Because this distribution is symmetric, finding \(x\) is equivalent to finding \(x\) such that \(\mbox{P}(X>x)=0.3\). (It helps to draw a picture). Thus, we need \(x\) such that \(F(x)=0.7\). Solving \(\frac{x^3}{54}+\frac{1}{2}=0.7\) for \(x\) yields \(x=2.210\).
- Find the mean and variance of \(X\). \[ \mbox{E}(X)=\int_{-3}^3 x\cdot\frac{x^2}{18}\mathop{}\!\mathrm{d}x = \frac{x^4}{72}\bigg|_{-3}^3=\frac{81}{72}-\frac{81}{72} = 0 \]
\[ \mbox{E}(X^2)=\int_{-3}^3 x^2\cdot\frac{x^2}{18}\mathop{}\!\mathrm{d}x = \frac{x^5}{90}\bigg|_{-3}^3=\frac{243}{90}-\frac{-243}{90} = 5.4 \]
\[ \mbox{Var}(X)=\mbox{E}(X^2)-\mbox{E}(X)^2=5.4-0^2=5.4 \]
- Simulate 10000 values from this distribution and plot the density.
This is tricky since we need a cube root function. Just raising to the one-third power won’t work. Let’s write our own function.
results %>%
gf_dens(~cuberoot) %>%
gf_theme(theme_classic()) %>%
gf_labs(title="pdf from simulation",x="x",y="f(x)")
Notice that the smoothing operation goes past the support of \(X\) and thus shows a concave down curve. We could clean up by limiting the x-axis to the interval [-3,3].
inspect(results)
##
## quantitative variables:
## name class min Q1 median Q3 max
## 1 cuberoot numeric -2.999981 -2.382864 -0.1574198 2.376346 2.999347
## mean sd n missing
## 1 -0.002416475 2.322639 10000 0
11.2.2 Problem 2
Let \(X\) be a continuous random variable. Prove that the cdf of \(X\), \(F_X(x)\) is a non-decreasing function. (Hint: show that for any \(a < b\), \(F_X(a) \leq F_X(b)\).)
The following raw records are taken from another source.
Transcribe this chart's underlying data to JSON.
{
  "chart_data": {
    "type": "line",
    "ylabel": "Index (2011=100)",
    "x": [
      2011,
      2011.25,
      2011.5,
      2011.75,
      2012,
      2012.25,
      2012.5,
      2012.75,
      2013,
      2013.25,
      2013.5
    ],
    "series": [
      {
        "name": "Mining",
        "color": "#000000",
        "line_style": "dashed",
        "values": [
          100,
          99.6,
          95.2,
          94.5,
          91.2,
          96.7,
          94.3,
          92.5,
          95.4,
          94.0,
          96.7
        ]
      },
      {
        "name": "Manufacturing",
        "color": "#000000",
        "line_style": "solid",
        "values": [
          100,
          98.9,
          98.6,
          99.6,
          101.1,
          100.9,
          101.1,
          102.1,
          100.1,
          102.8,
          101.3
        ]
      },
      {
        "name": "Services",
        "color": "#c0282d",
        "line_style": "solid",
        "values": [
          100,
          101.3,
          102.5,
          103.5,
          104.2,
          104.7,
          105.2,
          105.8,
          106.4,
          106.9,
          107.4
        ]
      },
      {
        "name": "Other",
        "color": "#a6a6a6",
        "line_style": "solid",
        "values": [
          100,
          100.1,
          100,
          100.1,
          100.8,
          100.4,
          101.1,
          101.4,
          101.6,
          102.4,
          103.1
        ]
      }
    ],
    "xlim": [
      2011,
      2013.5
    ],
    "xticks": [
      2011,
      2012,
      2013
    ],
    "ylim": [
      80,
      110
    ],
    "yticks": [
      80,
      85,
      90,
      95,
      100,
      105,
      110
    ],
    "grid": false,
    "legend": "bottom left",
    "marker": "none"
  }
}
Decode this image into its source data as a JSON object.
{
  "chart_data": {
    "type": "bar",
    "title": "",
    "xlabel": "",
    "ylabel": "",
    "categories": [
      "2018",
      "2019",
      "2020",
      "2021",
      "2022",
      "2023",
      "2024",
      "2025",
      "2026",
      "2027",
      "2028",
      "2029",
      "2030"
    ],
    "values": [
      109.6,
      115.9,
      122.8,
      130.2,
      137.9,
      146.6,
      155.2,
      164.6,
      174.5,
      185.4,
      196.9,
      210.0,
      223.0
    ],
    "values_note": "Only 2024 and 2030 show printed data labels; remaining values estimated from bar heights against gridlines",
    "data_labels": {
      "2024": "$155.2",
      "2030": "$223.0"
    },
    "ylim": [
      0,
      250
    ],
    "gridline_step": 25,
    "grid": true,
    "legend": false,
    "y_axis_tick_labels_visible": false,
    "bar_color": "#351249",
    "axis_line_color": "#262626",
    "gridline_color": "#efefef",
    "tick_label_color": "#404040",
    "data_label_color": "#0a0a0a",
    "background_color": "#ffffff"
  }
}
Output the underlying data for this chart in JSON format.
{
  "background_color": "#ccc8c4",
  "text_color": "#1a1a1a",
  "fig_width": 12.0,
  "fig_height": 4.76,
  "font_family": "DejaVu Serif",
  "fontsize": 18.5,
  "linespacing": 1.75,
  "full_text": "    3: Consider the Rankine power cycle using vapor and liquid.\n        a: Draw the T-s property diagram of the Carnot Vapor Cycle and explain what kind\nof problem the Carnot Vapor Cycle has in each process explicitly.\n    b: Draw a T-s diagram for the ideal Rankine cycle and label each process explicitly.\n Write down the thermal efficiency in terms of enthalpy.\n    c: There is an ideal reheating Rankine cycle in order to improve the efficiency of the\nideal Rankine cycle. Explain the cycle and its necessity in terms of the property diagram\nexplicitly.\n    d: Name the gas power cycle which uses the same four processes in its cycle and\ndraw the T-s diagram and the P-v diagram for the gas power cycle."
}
Let \(a<b\), where \(a\) and \(b\) are both in the domain of \(X\). Note that \(F_X(a)=\mbox{P}(X\leq a)\) and \(F_X(b)=\mbox{P}(X\leq b)\). Since \(a<b\), we can partition \(\mbox{P}(X\leq b)\) as \(\mbox{P}(X\leq a)+\mbox{P}(a < X \leq b)\). One of the axioms of probability is that a probability must be non-negative, so I know that \(\mbox{P}(a < X \leq b)\geq 0\). Thus, \[ \mbox{P}(X\leq b)=\mbox{P}(X\leq a)+\mbox{P}(a < X \leq b) \geq \mbox{P}(X\leq a) \]
So, we have shown that \(F_X(a)\leq F_X(b)\). Thus, \(F_X(x)\) is a non-decreasing function.